Millions of investors are said to have been moved at the CPI group

The liquidator wants to send parent company CPI Immobilien GmbH into insolvency. He also harbors suspicions of alleged malversation.

The bankruptcy of the Viennese real estate group CPI draws wide circles. According to the new managing director Hans Michael Pimperl, who specializes in the liquidation of ailing companies, the parent company CPI Immobilien GmbH will also be declared bankrupt in the next few days. “The application will definitely come the week after next, I still have to check a few details.

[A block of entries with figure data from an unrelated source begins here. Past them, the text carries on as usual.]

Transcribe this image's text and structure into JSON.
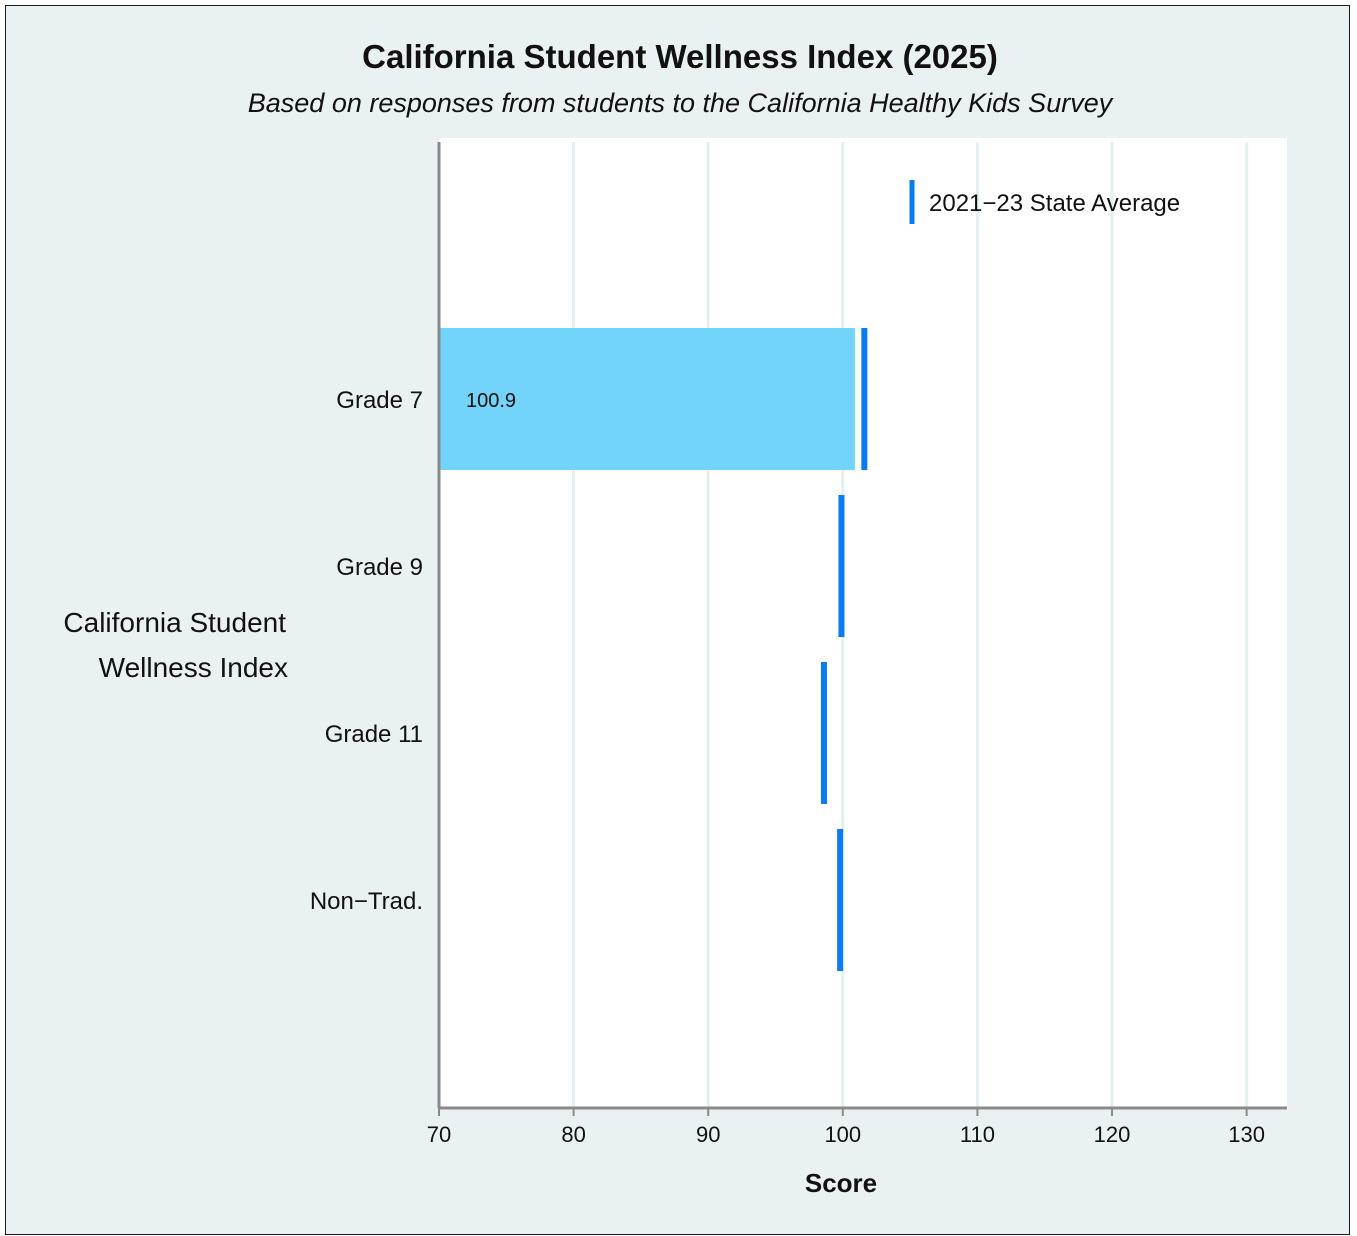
{
  "chart_data": {
    "type": "bar",
    "orientation": "horizontal",
    "title": "California Student Wellness Index (2025)",
    "subtitle": "Based on responses from students to the California Healthy Kids Survey",
    "ylabel_lines": [
      "California Student",
      "Wellness Index"
    ],
    "xlabel": "Score",
    "xlim": [
      70,
      133
    ],
    "xticks": [
      70,
      80,
      90,
      100,
      110,
      120,
      130
    ],
    "grid": true,
    "legend_position": "top-right",
    "categories": [
      "Grade 7",
      "Grade 9",
      "Grade 11",
      "Non−Trad."
    ],
    "series": [
      {
        "values": [
          100.9,
          null,
          null,
          null
        ],
        "data_labels": [
          "100.9",
          "",
          "",
          ""
        ],
        "color": "#72d4fb"
      },
      {
        "name": "2021−23 State Average",
        "marker": "vertical-line",
        "values": [
          101.6,
          99.9,
          98.6,
          99.8
        ],
        "color": "#0a7cf2"
      }
    ]
  }
}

I’ve only been managing director there for ten days,” says Pimperl to the KURIER. “I check all the receivables and what can be expected financially from the subsidiaries.” The parent company’s liabilities already amounted to around 273 million euros in the 2020 financial year and are likely to have increased further.

However, there is still no balance sheet for the past financial year. “But I can’t commission a balance sheet that I know in advance that I can’t pay for,” says the Neo-CPI boss. “I would be guilty of an offence. CPI Immobilien owns nothing. It only has accounts receivable and accounts payable, and both are of no value.”

According to Pimperl, both the bond and the participation certificate creditors should more or less look through their fingers. But even those investors who are directly involved in real estate companies are said to be left behind in some cases.

“Sometimes real estate was sold, the bank loans were paid, but not the creditors,” says the liquidator. Creditors mean investors.

Due to the lack of insight into the CPI business documents, the KURIER cannot verify whether the information provided by the processor is correct.

The former CPI boss Ernst Kreihsler, who died in April 2022, is said to have made all decisions himself and carried out transfers personally. In addition, he is said to have taken proceeds from home sales, according to Pimperl, “and transferred them to other companies where he just needed the money”. You could also call it the “hole-on-hole-to method”.

circular economy

“It’s like a pyramid scheme, as long as money comes in, it works,” claims Pimperl. “The investors paid in, when the next investors came, the old investors were paid out.” That is said to have worked until 2008. Then the banks should not have given so many loans. Kreishler is said to have had to pay more and more for the borrowed capital.

“He then paid seven percent, for example, but an apartment building in Vienna doesn’t generate that. That was a minus business,” says the neo-managing director. An apartment building in Vienna therefore only generates two or three percent per year. As a result, Kreihsler is said to have raised so-called mezzanine capital. This is a mixture of equity and debt capital, but it is not secured. “He then paid around 15 percent a year,” claims the liquidator.

At the end of 2021, the company undertaker Pimperl took over the ailing CPI company Dio Bau & Planungen GmbH, renamed it Hapag Bau & Planungen and led it to orderly insolvency.